The researchers believe that the MXene coating could be applied to a variety of surfaces, including walls, roofs, and windows. It could also be incorporated into building materials during the manufacturing process.
“We envision a future where buildings are inherently more energy-efficient thanks to this innovative material,” said Dr. Gogotsi. “This could have a profound impact on reducing energy consumption and greenhouse gas emissions.”
the team is currently working on scaling up the production of the MXene coating and exploring its potential applications in other fields, such as electronics and aerospace.
## MXene: The Surprisingly Cool Material Revolutionizing Thermal Insulation
**World Today News:** Join us for an exclusive interview wiht Dr. yury Gogotsi, Distinguished University and Bach Professor at Drexel University’s College of Engineering, a leading expert in the field of MXenes, too discuss the groundbreaking discovery of their unprecedented thermal insulation capabilities.
**World Today News:** Dr. Gogotsi, your recent research with collaborators at UCLouvain has created quite a buzz. Can you tell our readers what makes MXenes so special, particularly in the context of thermal conductivity?
**Dr. Gogotsi:** Certainly. MXenes are a family of two-dimensional materials that have shown remarkable properties since their discovery. While thay’re excellent electrical conductors, our latest findings reveal an astonishingly low thermal conductivity, particularly for titanium carbide MXene. It’s so low that it’s almost a full order of magnitude smaller than what the laws of solid-state physics would predict.
**World Today News:** This is remarkable! how does this unique characteristic translate into practical applications?
**Dr. Gogotsi:** This ultra-low thermal conductivity opens up a world of possibilities. Imagine thermal insulation that is hundreds of times thinner than existing materials while providing equivalent or even superior performance. This could revolutionize construction, leading to energy-efficient buildings with reduced heating and cooling needs.
**World Today news:** You mentioned MXenes can be incredibly thin. Could you elaborate on how this thinness benefits applications like insulation?
**Dr. Gogotsi:** Think about it this way: a thin coating of MXene could achieve the same insulating effect as a much thicker layer of conventional insulation. This means lighter, more compact, and easily adaptable insulation solutions for various applications – from buildings and industrial equipment to even clothing and aerospace technology.

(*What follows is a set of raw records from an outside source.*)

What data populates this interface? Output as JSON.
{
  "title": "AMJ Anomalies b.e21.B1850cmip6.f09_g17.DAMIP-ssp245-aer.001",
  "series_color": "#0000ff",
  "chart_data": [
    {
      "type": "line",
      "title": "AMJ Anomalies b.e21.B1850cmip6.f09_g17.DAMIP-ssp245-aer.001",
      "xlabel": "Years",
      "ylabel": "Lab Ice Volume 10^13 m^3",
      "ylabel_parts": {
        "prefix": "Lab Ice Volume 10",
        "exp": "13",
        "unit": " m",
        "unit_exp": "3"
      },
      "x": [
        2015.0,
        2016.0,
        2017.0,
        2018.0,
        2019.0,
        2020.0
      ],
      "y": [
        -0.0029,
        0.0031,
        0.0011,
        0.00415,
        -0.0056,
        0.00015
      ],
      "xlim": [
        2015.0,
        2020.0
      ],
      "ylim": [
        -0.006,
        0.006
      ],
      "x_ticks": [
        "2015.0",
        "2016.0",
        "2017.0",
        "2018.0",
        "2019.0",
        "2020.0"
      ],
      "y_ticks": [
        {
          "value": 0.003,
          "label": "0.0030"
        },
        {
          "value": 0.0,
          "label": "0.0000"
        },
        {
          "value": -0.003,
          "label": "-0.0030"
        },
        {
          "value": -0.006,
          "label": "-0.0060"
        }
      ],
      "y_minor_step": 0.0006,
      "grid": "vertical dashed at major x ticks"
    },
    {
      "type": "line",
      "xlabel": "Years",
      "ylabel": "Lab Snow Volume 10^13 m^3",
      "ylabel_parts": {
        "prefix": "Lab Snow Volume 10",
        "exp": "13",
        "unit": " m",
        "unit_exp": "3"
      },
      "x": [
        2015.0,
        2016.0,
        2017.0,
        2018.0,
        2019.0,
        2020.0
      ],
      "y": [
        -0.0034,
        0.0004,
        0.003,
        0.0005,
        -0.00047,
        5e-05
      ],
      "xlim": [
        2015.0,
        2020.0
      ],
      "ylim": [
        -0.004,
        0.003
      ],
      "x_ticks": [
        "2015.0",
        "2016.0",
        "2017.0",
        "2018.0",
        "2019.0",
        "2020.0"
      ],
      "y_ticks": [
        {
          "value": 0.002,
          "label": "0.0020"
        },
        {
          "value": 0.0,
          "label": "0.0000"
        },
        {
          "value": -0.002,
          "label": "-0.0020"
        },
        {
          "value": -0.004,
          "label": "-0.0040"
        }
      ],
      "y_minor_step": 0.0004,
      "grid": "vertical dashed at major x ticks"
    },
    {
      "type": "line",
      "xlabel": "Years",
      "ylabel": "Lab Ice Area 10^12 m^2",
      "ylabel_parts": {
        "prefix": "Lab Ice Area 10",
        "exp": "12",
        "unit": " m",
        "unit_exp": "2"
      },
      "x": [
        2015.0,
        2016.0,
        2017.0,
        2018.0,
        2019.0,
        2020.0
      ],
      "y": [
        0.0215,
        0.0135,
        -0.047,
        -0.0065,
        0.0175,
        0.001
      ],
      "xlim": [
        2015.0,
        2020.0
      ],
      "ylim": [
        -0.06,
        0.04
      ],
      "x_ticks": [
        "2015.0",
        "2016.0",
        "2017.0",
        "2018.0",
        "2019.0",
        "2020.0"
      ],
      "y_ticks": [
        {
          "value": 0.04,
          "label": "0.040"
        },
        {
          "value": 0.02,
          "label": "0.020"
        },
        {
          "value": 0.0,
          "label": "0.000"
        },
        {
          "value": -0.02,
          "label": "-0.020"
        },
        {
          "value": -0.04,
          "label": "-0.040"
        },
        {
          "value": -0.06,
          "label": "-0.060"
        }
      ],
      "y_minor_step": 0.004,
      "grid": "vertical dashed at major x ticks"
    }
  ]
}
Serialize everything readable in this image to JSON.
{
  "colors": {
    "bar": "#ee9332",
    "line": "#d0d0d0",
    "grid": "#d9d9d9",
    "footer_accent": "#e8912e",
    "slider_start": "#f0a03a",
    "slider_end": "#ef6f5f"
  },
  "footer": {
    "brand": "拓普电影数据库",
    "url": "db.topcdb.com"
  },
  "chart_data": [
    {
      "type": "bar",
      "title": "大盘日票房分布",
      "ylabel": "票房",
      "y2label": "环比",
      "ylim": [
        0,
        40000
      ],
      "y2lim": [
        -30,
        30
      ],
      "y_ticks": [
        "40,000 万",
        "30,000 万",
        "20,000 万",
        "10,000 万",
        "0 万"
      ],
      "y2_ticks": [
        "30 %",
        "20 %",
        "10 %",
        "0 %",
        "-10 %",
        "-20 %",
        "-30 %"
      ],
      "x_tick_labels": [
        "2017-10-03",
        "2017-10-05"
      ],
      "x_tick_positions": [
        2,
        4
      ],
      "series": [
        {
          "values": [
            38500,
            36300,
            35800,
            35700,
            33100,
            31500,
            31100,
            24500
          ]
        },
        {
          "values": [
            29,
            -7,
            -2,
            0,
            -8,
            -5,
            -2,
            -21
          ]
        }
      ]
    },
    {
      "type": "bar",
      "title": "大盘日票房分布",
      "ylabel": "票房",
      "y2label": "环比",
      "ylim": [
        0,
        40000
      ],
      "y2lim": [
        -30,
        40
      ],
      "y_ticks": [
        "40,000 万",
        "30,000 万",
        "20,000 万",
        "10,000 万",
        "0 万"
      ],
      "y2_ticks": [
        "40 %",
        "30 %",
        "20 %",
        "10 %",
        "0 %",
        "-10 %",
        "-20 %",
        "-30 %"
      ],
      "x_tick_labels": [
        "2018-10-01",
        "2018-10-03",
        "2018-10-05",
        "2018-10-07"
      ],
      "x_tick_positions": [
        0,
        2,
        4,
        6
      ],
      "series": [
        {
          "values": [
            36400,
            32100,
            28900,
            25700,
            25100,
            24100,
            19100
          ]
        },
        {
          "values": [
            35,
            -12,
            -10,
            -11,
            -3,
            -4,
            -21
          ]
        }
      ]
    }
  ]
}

**World Today News:** That’s incredible. What other potential applications do you envision for MXenes beyond insulation?
**Dr. Gogotsi:** MXenes hold immense potential across diverse industries.their extraordinary heat shielding properties could revolutionize the design of furnaces and other high-temperature equipment. They could be used to create new protective coatings for aerospace vehicles, shielding them from extreme temperatures. The possibilities are truly boundless.
**World Today News:** This research seems to have far-reaching implications for sustainability and energy conservation.
**Dr. Gogotsi:** Absolutely. By enabling the development of more efficient insulation materials,MXenes could contribute significantly to global energy conservation efforts,reducing our reliance on fossil fuels and mitigating climate change.This is a truly exciting development with the potential to reshape our future.
**World Today News:** Thank you, Dr. Gogotsi, for shedding light on this revolutionary material.
**Dr. Gogotsi:** It was my pleasure. I look forward to seeing how mxenes will continue to reshape various industries in the years to come.
**World Today News:** We eagerly anticipate those developments, Dr. Gogotsi. this research truly holds the promise of a cooler, more sustainable future.